その理由は火山灰。桜島が噴火すると、南西の風に乗り、地元で「どか灰」と呼ばれる火山灰が、畑やハウスに積もります。雪と違って融けないので、屋根に登って小さなスコップで取り除く。そんな作業も欠かせません。

 

「屋根に積もったとき、開閉に失敗するとハウスが壊れてしまうんです。だから車に助手を乗せて、ハウスを回って『開けろー!』と。さやいんげんは、換気が勝負です」。

 

さや豆料理は晩酌のお供

 

作業を終え、自宅に帰った水迫さんの楽しみは、シャワーの後の晩酌。焼酎とハイボールが大好きで、妻の志貴子さんがつくる手料理が晩酌のお供です。オリーブオイルでサッと炒めた絹さやに卵を絡めた「卵とじ」は、5分でできるスピード料理。地元でとれた赤えびやたまねぎを合わせたかき揚げも好物です。素揚げしたさやいんげんのにんにくじょうゆ漬けは、ピリリと辛く、お酒によく合うそう。

 

近年は、50年ぶりの竜巻に襲われたり、冬場に「まさかの氷点下」まで気温が下がり、凍害に見舞われたりするなど、予測のつかない事態も起きています。
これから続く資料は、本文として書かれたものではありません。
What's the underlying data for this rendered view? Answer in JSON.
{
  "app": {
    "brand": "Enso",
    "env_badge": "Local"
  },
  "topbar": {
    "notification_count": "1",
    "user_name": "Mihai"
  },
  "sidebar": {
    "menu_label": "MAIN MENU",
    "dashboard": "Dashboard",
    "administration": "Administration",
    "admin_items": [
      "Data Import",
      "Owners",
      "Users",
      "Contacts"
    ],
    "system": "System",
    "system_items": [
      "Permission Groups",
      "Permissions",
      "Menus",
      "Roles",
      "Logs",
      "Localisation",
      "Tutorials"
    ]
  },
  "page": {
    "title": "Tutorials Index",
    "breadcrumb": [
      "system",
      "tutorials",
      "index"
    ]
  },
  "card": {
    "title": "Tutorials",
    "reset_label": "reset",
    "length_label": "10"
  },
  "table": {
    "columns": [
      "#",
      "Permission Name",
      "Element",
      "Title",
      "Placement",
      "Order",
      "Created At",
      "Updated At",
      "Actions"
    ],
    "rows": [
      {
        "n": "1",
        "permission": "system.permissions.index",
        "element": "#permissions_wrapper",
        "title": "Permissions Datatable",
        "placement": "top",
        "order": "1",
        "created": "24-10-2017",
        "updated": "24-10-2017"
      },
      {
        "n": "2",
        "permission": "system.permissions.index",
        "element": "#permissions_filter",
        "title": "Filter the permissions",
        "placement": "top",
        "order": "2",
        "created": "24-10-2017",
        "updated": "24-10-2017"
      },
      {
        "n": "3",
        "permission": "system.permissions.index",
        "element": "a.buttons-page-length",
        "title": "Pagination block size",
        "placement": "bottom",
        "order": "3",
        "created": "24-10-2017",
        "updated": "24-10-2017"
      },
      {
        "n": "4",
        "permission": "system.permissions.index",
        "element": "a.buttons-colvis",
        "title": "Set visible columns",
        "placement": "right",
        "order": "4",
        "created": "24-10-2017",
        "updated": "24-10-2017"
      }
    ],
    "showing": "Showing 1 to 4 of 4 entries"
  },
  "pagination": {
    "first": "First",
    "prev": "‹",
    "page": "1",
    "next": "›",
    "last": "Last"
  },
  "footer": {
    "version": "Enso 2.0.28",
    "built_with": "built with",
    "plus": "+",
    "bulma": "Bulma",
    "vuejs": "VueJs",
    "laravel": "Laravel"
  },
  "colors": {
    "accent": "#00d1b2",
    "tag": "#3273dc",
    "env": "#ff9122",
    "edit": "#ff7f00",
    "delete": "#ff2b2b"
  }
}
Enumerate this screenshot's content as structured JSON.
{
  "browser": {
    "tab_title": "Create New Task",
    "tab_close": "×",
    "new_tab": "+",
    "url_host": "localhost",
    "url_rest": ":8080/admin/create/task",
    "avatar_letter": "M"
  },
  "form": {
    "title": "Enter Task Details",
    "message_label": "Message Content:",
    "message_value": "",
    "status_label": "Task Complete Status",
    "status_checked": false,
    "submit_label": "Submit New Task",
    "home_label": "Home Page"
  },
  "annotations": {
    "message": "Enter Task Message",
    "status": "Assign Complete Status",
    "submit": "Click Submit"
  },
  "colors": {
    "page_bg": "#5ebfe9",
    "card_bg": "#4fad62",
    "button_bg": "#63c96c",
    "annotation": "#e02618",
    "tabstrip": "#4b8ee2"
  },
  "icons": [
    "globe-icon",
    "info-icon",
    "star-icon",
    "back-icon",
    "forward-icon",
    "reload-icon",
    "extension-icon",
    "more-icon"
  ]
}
そのたびに畑を回り、スタッフを励まし、体制を立て直す水迫さん。ふだんは夜釣りに出かけるのが何よりの楽しみなのだとか。それは海と畑の近さを物語っています。時折降る火山灰に悩まされながらも、よそでは栽培できない時期にも栽培できるのは、錦江湾から吹き渡る暖かな海風のおかげ。水迫さんはこれを味方に、さや豆をつくり続けます。